The Andhra Pradesh and Telangana High Court in an order dated 13th April, rejected the plea by four clubs from Andhra Pradesh and Telangana, seeking non-interference from the police.
A single judge bench of the High Court comprising of Justice A Ramalingeswara Rao dismissed the petitions filed by MLAS’ Colony Residents Welfare and Cultural Association, Hyderabad, Advocates’ Recreation Club, Karimnagar, Navodaya Sports and Cultural Association and ABS Town Hall as there was no real evidence of any harassment by the police, but the clubs had merely filed the plea based on apprehension of unnecessary interference.
The police interestingly claimed that rummy is not a total game of skill and involves an element of chance, a stand at variance with Supreme Court and High Court judgments.
Justice Rao, agreed with the assertion of the police that whether games of skill or other games are being played at clubs can be ascertained only when the police is given the right to enter the premises of rummy clubs in accordance with the Andhra Pradesh Gaming Act, 1974.

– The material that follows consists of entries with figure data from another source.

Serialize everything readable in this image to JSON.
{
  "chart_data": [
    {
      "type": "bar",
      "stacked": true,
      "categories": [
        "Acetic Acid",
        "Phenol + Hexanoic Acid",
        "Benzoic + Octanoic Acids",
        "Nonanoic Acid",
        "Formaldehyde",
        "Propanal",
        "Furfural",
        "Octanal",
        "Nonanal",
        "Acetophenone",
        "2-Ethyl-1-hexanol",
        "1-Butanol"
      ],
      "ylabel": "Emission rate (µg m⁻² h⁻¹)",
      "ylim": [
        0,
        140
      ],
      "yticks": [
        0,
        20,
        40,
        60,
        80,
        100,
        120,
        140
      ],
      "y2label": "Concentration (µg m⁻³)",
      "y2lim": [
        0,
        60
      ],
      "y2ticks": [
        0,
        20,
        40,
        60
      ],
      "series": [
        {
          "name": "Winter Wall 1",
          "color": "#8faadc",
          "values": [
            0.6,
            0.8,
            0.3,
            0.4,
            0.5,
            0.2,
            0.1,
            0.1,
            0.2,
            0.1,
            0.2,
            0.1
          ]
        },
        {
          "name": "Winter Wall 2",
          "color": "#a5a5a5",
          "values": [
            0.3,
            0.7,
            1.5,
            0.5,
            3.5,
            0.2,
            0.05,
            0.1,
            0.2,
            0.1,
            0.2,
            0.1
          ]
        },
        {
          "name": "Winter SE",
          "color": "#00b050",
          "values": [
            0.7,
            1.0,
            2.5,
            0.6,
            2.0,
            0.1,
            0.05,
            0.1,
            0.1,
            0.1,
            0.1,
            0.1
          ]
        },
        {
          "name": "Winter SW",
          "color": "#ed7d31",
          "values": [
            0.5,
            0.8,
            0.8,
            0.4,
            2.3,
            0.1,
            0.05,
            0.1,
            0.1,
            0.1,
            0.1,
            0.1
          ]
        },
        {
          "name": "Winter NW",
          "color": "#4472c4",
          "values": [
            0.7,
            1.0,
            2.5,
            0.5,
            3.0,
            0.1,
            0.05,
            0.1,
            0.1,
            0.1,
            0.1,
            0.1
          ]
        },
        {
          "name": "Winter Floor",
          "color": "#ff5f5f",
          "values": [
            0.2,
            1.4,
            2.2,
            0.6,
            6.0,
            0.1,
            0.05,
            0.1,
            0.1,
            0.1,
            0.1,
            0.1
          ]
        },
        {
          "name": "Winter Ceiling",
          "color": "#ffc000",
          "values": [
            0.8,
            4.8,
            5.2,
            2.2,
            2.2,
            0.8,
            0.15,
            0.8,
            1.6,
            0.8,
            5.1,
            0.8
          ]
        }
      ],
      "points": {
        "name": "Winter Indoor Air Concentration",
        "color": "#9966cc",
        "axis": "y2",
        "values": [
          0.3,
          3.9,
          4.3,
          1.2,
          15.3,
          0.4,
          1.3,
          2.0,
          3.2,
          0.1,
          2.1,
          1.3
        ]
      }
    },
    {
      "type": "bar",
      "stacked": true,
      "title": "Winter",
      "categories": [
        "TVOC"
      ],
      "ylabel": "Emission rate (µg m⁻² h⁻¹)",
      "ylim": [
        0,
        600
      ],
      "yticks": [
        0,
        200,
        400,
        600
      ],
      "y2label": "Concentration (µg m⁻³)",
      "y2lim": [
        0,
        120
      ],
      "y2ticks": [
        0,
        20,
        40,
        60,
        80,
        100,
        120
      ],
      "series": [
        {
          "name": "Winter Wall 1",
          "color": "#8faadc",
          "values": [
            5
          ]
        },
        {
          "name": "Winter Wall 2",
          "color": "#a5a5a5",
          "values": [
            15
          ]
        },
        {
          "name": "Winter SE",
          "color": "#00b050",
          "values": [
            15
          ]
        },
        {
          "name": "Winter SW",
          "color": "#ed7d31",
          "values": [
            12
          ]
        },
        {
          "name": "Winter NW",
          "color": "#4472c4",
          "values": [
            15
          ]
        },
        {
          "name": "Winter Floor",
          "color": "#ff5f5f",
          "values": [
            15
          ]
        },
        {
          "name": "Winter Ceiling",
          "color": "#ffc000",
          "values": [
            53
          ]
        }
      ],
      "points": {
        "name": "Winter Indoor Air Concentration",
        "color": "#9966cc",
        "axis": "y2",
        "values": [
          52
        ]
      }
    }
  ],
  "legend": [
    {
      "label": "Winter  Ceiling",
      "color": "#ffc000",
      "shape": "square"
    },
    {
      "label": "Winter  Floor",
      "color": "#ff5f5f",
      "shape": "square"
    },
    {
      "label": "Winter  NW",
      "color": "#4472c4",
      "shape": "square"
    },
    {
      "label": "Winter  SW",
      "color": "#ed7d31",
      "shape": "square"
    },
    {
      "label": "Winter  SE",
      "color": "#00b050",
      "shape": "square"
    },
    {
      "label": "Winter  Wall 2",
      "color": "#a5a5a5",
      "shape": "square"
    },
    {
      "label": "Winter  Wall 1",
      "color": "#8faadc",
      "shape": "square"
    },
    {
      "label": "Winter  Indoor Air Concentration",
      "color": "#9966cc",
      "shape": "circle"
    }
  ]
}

The judge in his order noted, “It is difficult for anyone to say what is happening inside the premises. When the fish is in water it is commonly said that it is difficult to prove whether fish is drinking water or not. In such circumstances, the better option for the Courts is to apply the law only whenever the cause of action arises on the facts of a particular case in the light of the provisions of the Act, but not on mere apprehension, assertions and denials.”
The judge also indicated his disagreement with a 2015 order of the same court as well as earlier precedents, where directions were issued to the police to not interfere in the game of rummy, irrespective of whether it was played for stakes or otherwise.